The FCC in both instances responded last March to “several complaints of intentional interference” on 14.313 MHz. Commission agents used radio direction-finding techniques to pin down the source of the transmissions. According to the NAL issued to Guernsey, the FCC agents monitored transmissions from his station for approximately 40 minutes on March 7, 2014, “and heard him transmit a pre-recorded song and various animal noises on the frequency.”

According to the NAL issued to Crow, FCC agents monitored transmissions from his station for approximately 3 hours on the morning of March 14, 2014, and heard him transmit slow-scan television (SSTV) signals and “a pre-recorded voice transmission of another amateur station on the frequency.”

“These transmissions prevented other amateur licensees from communicating over the frequency,” the NALs said, adding that neither Guernsey or Crow transmitted their assigned call signs while the agents were listening.

The FCC agents later the same day visited Crow’s residence and asked to inspect his station, which they confirmed was capable of operating on 14.313 MHz. Crow denied operating his station that morning, however, and claimed that he was not at home when the interfering transmissions occurred.

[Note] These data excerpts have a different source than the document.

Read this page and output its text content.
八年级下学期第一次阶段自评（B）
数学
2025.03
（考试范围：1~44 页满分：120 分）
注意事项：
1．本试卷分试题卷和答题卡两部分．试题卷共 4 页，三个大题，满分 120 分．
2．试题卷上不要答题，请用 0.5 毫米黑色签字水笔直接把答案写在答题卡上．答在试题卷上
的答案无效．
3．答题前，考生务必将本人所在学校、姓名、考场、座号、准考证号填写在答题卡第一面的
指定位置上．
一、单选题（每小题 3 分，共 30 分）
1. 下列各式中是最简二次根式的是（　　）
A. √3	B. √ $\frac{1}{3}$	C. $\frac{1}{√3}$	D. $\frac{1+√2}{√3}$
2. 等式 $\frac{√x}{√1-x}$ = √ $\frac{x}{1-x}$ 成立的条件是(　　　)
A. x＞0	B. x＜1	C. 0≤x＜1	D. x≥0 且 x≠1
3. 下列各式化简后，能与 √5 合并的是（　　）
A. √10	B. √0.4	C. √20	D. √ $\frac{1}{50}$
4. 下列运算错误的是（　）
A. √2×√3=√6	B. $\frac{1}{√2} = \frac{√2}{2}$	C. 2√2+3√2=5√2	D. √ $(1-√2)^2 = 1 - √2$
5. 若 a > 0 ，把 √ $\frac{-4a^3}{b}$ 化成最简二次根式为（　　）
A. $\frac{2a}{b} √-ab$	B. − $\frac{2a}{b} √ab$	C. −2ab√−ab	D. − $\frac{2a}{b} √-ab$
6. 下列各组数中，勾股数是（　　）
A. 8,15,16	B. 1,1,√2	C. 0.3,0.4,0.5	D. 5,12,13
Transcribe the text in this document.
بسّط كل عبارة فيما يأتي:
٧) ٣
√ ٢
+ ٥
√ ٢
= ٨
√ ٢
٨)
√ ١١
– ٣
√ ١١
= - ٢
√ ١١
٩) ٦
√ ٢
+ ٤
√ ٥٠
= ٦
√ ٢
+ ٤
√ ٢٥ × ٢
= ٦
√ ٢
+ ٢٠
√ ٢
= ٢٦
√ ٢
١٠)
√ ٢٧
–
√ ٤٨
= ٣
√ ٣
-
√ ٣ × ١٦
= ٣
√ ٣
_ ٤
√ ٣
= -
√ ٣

The Enforcement Bureau has warned both Guernsey and Crow in the past regarding interference to other Amateur Radio operators. In Crow’s case, the FCC said the fact that he subsequently interfered with other amateur operators “demonstrates a deliberate disregard for the Commission’s authority,” and warranted an upward adjustment of $3500 to his proposed base forfeiture. Guernsey first came to the Enforcement Bureau’s attention in the late 1990s and, the FCC said in the NAL, “has a history of causing interference to the communications of other Amateur Radio operators and has been warned repeatedly in writing.” Guernsey’s lengthy history with the Commission warranted an upward adjustment of $14,000 to his proposed base forfeiture.

The Commission gave both licensees 30 days to pay their fines or to file written statements “seeking reduction or cancellation of the proposed forfeiture.”

The NALs to Guernsey and Crow came in the wake of a June 5 Notice of Violation (NoV) alleging that Thomas Ryan Price, W7WL, of Sweet Home, Oregon, caused malicious interference to other radio communications on 3908 kHz, transmitted music on the same frequency, and failed to properly identify. The FCC said issuance of the NoV “does not preclude the Enforcement Bureau from further action if warranted, including issuing a Notice of Apparent Liability for Forfeiture for the violations cited.”